Primary open angle glaucoma (POAG) is treated by risk factor management for which the only modifiable risk factor is intraocular pressure (IOP). Previous physiologic studies identified the trabecular meshwork (TM) as the primary resistor to aqueous humor outflow from the eye and determined that diseased TM in POAG caused increased IOP. Simultaneously, pathology in the post-TM anterior sclera and intra-scleral distal outflow pathway has been implied with the level of disease here also being nearly equivalent to that of the TM itself. This observation coupled with recent and variably successful IOP lowering from minimally invasive glaucoma surgeries (MIGS), designed to simply bypass the TM, further confirms that IOP is more complex than just the TM. The global goal of this proposal entitled "Discovery and Characterization of Anterior Sclera Pathology in Glaucoma" is to identify novel, uncover the molecular mechanisms of, and realize the importance of continued impediments to aqueous humor outflow downstream of the TM in the anterior sclera and intra-scleral distal outflow pathway.
In Specific Aim 1, we will apply modern histological techniques to revisit prior and rudimentary suggestions of post-TM scleral and intra-scleral outflow pathway fibrosis and collapse.
In Specific Aim 2, we will evaluate the molecular mechanisms for scleral and intra-scleral distal outflow pathway fibrosis by applying knowledge regarding known pro-fibrotic agents such as TGF-b in the TM to freshly harvested glaucomatous sclera obtained during canaloplasty surgery.
In Specific Aim 3, we will determine the impact of TGF-b mediated fibrosis on sclera and the intra-scleral distal outflow pathway by studying permeability characteristics via newly generated glaucoma scleral cell lines and by the development of a new animal perfusion model. This Mentored Clinical Scientist Research Career Development Award serves as a foundation and continuation of my MD/PhD completion with Dr. Solomon Snyder at the Solomon Snyder Department of Neuroscience at The Johns Hopkins University School of Medicine, ophthalmology residency training at the Doheny Eye Institute at the University of Southern California (USC), and glaucoma fellowship tutelage under Dr. Robert Weinreb at the University of California, San Diego (UCSD). I have now placed myself at USC as an Assistant Professor in Ophthalmology because USC has the track record, fresh experience with K-awardees, and excellent mentorship in Drs. David Hinton (Mentor), James Tan (Co-Mentor), and Robert Weinreb (Co-Mentor;at UCSD) to provide the additional research training and experience necessary to fuel my success. My career development plan will be built around my mentors and the Southern California Clinical and Translational Science Institute organized young investigator courses and responsible conduct in research training. Through the completion of these studies we hope to (a) further basic understanding of aqueous humor outflow from the normal eye and (b) develop an improved insight into impediments of aqueous humor outflow in POAG to allow for future innovation of pharmacological and surgical glaucoma treatments. Furthermore, through this support, I will achieve my immediate goals of developing my research program and identity as well as establish the next step in my long-term goal of becoming an independently NIH-funded glaucoma health-oriented clinician-scientist researcher.

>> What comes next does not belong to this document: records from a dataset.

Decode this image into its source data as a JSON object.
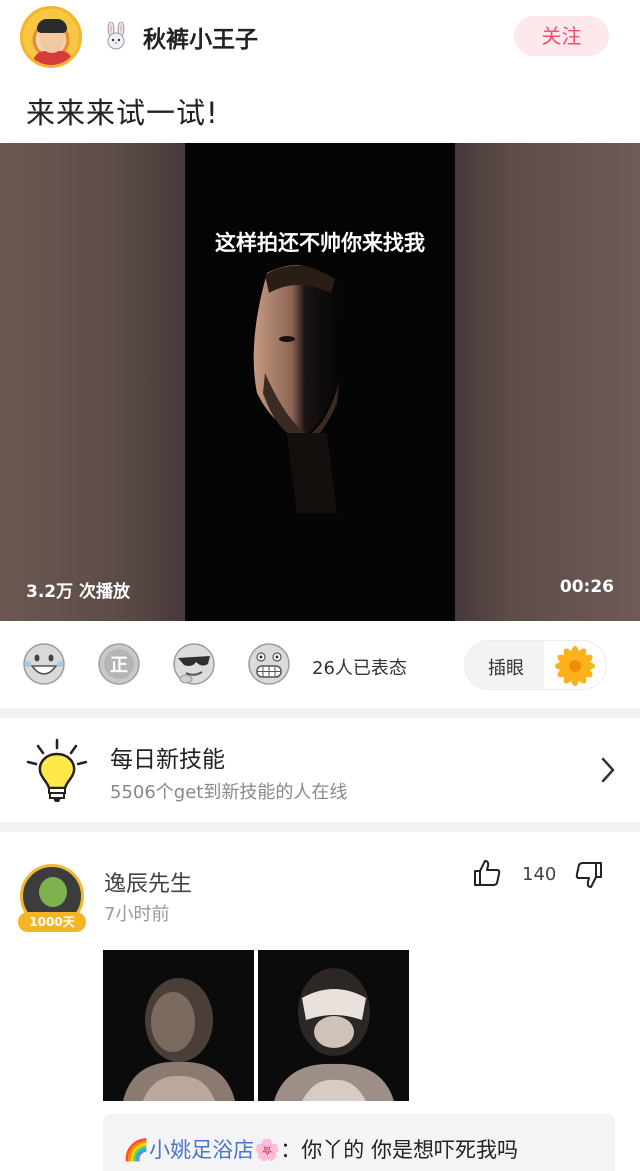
{
  "header": {
    "username": "秋裤小王子",
    "follow_label": "关注"
  },
  "post": {
    "title": "来来来试一试!"
  },
  "video": {
    "caption": "这样拍还不帅你来找我",
    "play_count": "3.2万 次播放",
    "duration": "00:26"
  },
  "reactions": {
    "emojis": [
      "grinning-face-icon",
      "zheng-badge-icon",
      "cool-sunglasses-face-icon",
      "grimacing-face-icon"
    ],
    "count_text": "26人已表态",
    "insert_label": "插眼"
  },
  "skill": {
    "title": "每日新技能",
    "subtitle": "5506个get到新技能的人在线"
  },
  "comment": {
    "author": "逸辰先生",
    "time": "7小时前",
    "badge": "1000天",
    "likes": "140",
    "reply": {
      "name": "🌈小姚足浴店🌸",
      "separator": "：",
      "text": "你丫的 你是想吓死我吗"
    }
  },
  "colors": {
    "follow_bg": "#fde8ec",
    "follow_text": "#f0506e",
    "reply_name": "#4a76c9",
    "badge_gold": "#f4b424"
  }
}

Glaucoma is a leading cause of vision loss in the United States and worldwide with increased intraocular pressure as the overwhelming primary risk factor. The overall goal of this proposal entitled Discovery and Characterization of Anterior Sclera Pathology in Glaucoma is to study new and clinically relevant impediments to fluid flow from the eye in the anterior sclera that can cause increased intraocular pressure and subsequently glaucomatous optic nerve damage. Specifically, we propose to work on human tissue to 1) identify new sources of impediment to fluid outflow from the eye in the anterior sclera, 2) uncover the molecular mechanisms responsible for these impediments, and 3) evaluate for their significance by designing new tools for study all for the goal of preserving and improving human vision in glaucoma.